Inzwischen bin ich am Rathaus angelangt und werde ebenso freundlich wie bayerisch empfangen: Pötkes Sekretärin bietet mir im Dirndl sofort einen Kaffee an, wenig später nimmt sich auch der Rathauschef selbst Zeit – selbstredend in Lederhose und kariertem Hemd. Wie er überhaupt zu seiner „Vision“, wie manche Medien die Initiative betitelt hätten, gekommen sei, will ich von ihm wissen und lasse ihn erst einmal erzählen. „Mir ist beim Spaziergang durch die Straßen aufgefallen, daß die Bürger mit einer Art Tunnelblick aneinander vorbeigehen“, erzählt er. Natürlich müsse man nicht jedem am Bahnhof die Hand schütteln. „Aber so ein kurzes Grüß Gott tut doch keinem weh!“ 

Was mit verbalen Anregungen bei seiner Rede zum Jahresempfang 2011 begonnen habe, das habe er letztlich auch in die Praxis umsetzen wollen. „Ende Juni haben wir uns dann frühmorgens an den Bahnhof gestellt und die Buttons verteilt“, sagt Pötke und reicht mir einen grell orangefarbenen Anstecker, auf dem ein großes „Hallo“ prangt. „5.000 Buttons haben wir anfertigen lassen – und alle verteilt“, berichtet Pötke zufrieden: „Die Leute haben die Anstecker sogar ein paar Tage getragen und sind damit in die Stadt gefahren!“ Zudem habe er Grußtransparente über den Straßen Taufkirchens anbringen lassen und einen Aufruf im Gemeindeblatt verfaßt. Eine Kopie schiebt er mir sogleich über den Tisch: Unter einem überdimensionalen „Hallo“-Button ist zu lesen: „Taufkirchens Bürger grüßen sich!“ 

Ob die Taufkirchener denn besonders unfreundlich seien, was das Grüßen betreffe, will ich wissen und führe meine Erfahrungen an, die ich auf dem Weg zum Rathaus gesammelt habe. „Nein, das sicher nicht!“ lacht Pötke. „Grußlosigkeit“ sei ein deutschlandweit verbreitetes Phänomen. „Mir wurde der verschlossene Umgang ohne offenes Aufeinanderzugehen von meinen Eltern vorgelebt“, bekennt der gebürtige Hamburger: „Im Norden ist das sogar noch viel schlimmer.“ Darauf aber dürfe man sich in Bayern nicht ausruhen: „Auch hier ist da noch viel Luft nach oben!“ 

„In einer Kaserne, da grüßt man jeden“

„Wenn ich in den Bergen wandern gehe“, beginnt Pötke und zeigt mit dem Arm in Richtung der Alpen, die man an einem Föhntag wie dem heutigen deutlich erkennen kann, „dann wäre es unvorstellbar, einen vorbeikommenden Wanderer nicht zu grüßen!“ Warum das anders sei, sobald man die Wanderschuhe ausgezogen habe und wieder im Flachland verkehre, das verstehe er selbst nicht; gerade weil man sich in einem Ort wie Taufkirchen ständig über den Weg laufe, den Wanderer in den Alpen aber wohl nie wiedersehe.

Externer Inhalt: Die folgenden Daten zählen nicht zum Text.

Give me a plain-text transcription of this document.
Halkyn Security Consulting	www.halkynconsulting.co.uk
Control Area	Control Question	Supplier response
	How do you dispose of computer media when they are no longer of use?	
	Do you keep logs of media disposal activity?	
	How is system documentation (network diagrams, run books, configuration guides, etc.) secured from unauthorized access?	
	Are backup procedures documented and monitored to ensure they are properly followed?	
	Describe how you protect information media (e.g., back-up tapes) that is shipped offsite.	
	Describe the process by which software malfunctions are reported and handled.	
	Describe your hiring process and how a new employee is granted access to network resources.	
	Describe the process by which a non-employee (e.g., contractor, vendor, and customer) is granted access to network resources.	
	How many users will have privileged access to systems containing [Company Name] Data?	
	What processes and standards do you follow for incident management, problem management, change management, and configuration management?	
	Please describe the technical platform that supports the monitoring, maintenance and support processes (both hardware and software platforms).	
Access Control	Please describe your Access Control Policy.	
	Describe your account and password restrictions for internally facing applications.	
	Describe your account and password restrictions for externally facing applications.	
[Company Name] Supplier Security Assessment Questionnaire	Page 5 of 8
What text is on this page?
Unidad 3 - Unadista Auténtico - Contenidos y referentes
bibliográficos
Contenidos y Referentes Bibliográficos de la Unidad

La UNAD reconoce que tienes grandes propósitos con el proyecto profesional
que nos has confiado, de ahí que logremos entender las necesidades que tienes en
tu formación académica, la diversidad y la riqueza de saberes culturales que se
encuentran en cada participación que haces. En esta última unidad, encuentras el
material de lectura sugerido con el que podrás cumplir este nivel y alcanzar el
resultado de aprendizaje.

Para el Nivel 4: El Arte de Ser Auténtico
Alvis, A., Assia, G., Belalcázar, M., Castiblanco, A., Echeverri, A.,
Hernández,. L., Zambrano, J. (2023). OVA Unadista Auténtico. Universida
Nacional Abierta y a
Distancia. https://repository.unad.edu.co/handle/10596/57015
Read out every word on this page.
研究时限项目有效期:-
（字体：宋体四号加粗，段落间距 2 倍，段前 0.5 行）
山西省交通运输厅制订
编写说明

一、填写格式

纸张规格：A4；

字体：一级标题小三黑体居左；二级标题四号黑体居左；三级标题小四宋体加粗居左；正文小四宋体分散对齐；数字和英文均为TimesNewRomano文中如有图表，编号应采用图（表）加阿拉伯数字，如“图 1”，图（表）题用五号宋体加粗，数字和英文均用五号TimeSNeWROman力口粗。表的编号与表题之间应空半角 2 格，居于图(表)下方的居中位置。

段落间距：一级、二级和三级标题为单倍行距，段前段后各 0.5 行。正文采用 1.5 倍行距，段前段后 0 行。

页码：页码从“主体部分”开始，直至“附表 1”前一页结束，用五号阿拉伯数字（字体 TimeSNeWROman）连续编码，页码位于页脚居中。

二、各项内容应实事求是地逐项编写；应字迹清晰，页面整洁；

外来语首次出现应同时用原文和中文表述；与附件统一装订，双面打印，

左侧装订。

Als ich „Wandern“ und „Berge“ höre, muß ich an meinen Wehrdienst in der Gebirgsjägerbrigade denken und unmittelbar auch an das Grußverhalten innerhalb der Kaserne: „In einer Kaserne, da grüßt man jeden, den fremden Gefreiten wie den Bataillonskommandeur“, ergänze ich Pötkes Beobachtungen. „Vielleicht liegts ja an einer Art Schicksalsgemeinschaft, daß man einander grüßt“, überlegt Pötke. Man teile das Schicksal, zur gleichen Zeit am gleichen Ort zu wandern, seinen Wehrdienst abzuleisten oder spazieren zu gehen. „Das Grußverhalten hat viel mit Gemeinsamkeiten zu tun“, sagt er, „mit gemeinsamer Berufs- oder Einkommensgruppe, gemeinsamen Werten oder gemeinsamer Herkunft.“ Auch deshalb sei das Grüßen die Basis jedes gesellschaftlichen Miteinanders. 

„Sehen Sie in der Grußinitiative nicht auch einen Affront gegen Zeitgeist und Werteverfall?“ will ich von ihm wissen und bekenne mich als Konservativer –  was umgehend mit einem „Outing“ als Alt-68er beantwortet wird: „Wir wollten damals alles abschaffen, es durfte nichts bleiben, wie es war“, bekennt Pötke. Das habe nicht nur positive Auswirkungen gehabt. Allerdings wolle er das abgekühlte Grußverhalten nicht „wie so vieles“ den 68ern in die Schuhe schieben: „Ohnehin will ich mit dieser Initiative keine gesellschaftliche Pflicht, keinen Grußzwang wiederaufleben lassen!“ Das Grüßen sei erst freundlich, wenn es freiwillig geschehe. 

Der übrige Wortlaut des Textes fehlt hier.